For the record: Choking is a serious accusation, and it's not how I might describe the last couple of days. For the most part, the Rangers have simply been outplayed by the team with the best record in the league. No one allowed a ball to roll between his legs. No one walked in the winning run.

But try to tell that to a fan base that has endured 38 years of hard times, not to mention the fact that the sports calendar doesn't begin and end with April and October.

This is starting to look a little familiar. You're excused for feeling fatalistic.

For a little perspective, I took up the case with Darren Oliver, the Rangers' resident philosopher.

First, I asked if he believed in momentum. Inside the confines of a game, yes, he said. Over the course of a series? No. Too many variables impact a situation from game-to-game.

Of course, if he said anything else, it would play into the hands of all who believe the momentum in the series has shifted dramatically from Texas to Tampa Bay. This pretty much covers the media, national TV audience and the 49,218 who filed out Sunday as if it were a funeral.

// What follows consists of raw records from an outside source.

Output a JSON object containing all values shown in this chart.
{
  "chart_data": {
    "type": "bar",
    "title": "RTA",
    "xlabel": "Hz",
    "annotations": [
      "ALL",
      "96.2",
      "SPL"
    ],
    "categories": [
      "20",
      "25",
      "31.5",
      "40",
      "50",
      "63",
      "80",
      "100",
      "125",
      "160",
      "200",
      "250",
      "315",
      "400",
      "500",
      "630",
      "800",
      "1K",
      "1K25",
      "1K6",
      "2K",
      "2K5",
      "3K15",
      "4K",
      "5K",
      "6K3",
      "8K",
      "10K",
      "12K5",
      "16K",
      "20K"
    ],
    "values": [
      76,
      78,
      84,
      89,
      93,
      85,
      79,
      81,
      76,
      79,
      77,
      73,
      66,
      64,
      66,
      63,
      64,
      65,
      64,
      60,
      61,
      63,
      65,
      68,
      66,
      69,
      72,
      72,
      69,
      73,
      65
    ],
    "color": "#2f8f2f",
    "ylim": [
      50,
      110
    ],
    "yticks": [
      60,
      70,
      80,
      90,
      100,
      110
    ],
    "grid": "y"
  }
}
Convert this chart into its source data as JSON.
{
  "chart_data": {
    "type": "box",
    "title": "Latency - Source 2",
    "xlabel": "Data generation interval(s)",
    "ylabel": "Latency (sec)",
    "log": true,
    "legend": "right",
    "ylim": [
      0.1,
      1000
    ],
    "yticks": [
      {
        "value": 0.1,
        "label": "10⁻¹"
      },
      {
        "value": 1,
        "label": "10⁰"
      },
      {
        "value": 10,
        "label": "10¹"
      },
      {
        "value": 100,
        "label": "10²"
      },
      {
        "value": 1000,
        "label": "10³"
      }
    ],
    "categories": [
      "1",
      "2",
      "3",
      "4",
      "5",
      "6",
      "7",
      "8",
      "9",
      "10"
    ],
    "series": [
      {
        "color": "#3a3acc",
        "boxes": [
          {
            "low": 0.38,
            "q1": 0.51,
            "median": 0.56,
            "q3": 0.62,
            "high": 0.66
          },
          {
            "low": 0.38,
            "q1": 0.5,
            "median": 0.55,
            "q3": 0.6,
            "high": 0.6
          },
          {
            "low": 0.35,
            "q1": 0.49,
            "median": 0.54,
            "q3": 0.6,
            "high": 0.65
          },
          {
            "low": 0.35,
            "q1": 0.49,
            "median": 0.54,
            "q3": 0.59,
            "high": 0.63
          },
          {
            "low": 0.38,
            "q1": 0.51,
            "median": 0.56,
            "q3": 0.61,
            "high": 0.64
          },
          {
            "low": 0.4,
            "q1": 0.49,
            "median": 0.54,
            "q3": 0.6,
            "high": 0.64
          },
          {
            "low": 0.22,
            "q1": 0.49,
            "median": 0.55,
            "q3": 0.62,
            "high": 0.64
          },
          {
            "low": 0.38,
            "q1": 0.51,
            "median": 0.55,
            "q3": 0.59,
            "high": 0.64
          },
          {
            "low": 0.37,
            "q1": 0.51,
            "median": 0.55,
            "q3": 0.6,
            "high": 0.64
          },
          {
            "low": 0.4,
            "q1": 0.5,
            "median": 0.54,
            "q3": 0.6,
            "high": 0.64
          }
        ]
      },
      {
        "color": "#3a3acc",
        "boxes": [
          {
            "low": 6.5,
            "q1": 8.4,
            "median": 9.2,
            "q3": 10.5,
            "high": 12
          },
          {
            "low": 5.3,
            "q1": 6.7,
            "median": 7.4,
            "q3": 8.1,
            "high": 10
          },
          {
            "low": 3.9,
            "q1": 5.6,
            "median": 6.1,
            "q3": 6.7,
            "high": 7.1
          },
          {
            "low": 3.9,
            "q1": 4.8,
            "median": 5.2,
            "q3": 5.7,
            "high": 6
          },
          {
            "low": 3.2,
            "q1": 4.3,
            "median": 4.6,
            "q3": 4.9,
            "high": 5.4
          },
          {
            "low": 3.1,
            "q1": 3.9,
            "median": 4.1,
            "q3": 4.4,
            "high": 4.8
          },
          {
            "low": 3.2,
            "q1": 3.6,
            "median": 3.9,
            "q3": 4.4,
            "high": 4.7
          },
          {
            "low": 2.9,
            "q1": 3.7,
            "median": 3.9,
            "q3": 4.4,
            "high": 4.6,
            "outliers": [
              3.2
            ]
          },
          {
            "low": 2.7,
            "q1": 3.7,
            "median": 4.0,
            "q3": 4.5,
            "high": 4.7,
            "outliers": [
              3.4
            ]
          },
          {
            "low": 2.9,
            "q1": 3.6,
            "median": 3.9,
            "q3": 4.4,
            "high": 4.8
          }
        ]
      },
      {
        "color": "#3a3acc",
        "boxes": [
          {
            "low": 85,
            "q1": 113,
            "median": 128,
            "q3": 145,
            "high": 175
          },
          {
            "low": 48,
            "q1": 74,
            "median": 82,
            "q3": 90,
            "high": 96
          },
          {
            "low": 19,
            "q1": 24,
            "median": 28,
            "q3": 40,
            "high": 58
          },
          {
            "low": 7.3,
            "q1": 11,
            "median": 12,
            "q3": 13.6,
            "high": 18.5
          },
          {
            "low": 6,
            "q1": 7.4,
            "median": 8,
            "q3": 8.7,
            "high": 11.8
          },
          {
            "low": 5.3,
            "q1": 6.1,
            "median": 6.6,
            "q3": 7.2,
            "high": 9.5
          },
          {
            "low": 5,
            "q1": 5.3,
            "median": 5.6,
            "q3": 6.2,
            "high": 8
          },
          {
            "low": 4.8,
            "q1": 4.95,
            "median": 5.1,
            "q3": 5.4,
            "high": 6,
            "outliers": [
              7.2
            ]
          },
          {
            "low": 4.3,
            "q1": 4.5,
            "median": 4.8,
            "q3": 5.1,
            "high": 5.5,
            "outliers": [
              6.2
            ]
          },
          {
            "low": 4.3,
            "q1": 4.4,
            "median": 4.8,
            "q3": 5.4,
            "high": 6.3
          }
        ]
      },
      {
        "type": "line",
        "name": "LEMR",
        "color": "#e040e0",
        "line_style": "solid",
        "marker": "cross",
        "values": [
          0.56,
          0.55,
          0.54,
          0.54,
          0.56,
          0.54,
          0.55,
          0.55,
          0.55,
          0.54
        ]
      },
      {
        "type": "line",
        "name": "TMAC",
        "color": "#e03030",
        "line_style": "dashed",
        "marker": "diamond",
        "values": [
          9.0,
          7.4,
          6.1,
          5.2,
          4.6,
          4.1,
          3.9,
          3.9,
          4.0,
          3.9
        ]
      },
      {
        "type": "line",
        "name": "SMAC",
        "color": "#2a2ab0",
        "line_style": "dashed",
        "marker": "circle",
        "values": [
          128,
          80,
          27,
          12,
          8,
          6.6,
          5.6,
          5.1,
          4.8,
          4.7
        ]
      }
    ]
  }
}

This sports market has been fooled before. Oliver knew where I was going as soon as I said "Mavs" and "2-and-0."

"Yeah, I know that one," he said. "I'm a big basketball fan."

And the Cowboys ...

"Losing in December," he said, cutting me off. "I know that one, too."

So Darren: How do you persuade fans who have grown up, gotten married, raised kids and lost their minds waiting on the local baseball team that this isn't happening all over again with the Rangers?

"Funny you should say that," Oliver said. "I know that's what they're seeing from a fan's perspective.

"But players don't think of it that way."

You should take no small comfort in that assertion.

The first two games of this series, you never saw a team as rattled as the Rays. Several muttered to themselves in the dugout. Others sat with their heads down or chirped unchecked at umpires. They were the favored team with the better record, and they'd blown their home-field advantage.

Did they choke?

"A lot of it was Cliff Lee," manager Joe Maddon said of his Rays. "A lot of it was C.J. Wilson."

Exactly. Then the Rays come to Texas, and what happens? Taking advantage of the Rangers' bullpen, suddenly a shell of what it'd been all season, they send the series back to Florida.

But it could be worse. This is the reason the Rangers acquired Cliff Lee, as cold-hearted a competitor as there is in the postseason, a man who loves the big stage. You have to like their odds at least a little, even if it means beating David Price twice.

If Lee manages to do it one more time, the Rangers will have done more than simply make history. They will have shown the kind of resolve that wins over any last doubters and proves there's nothing contagious as it relates to the local sports teams. And if they don't? Must be the water.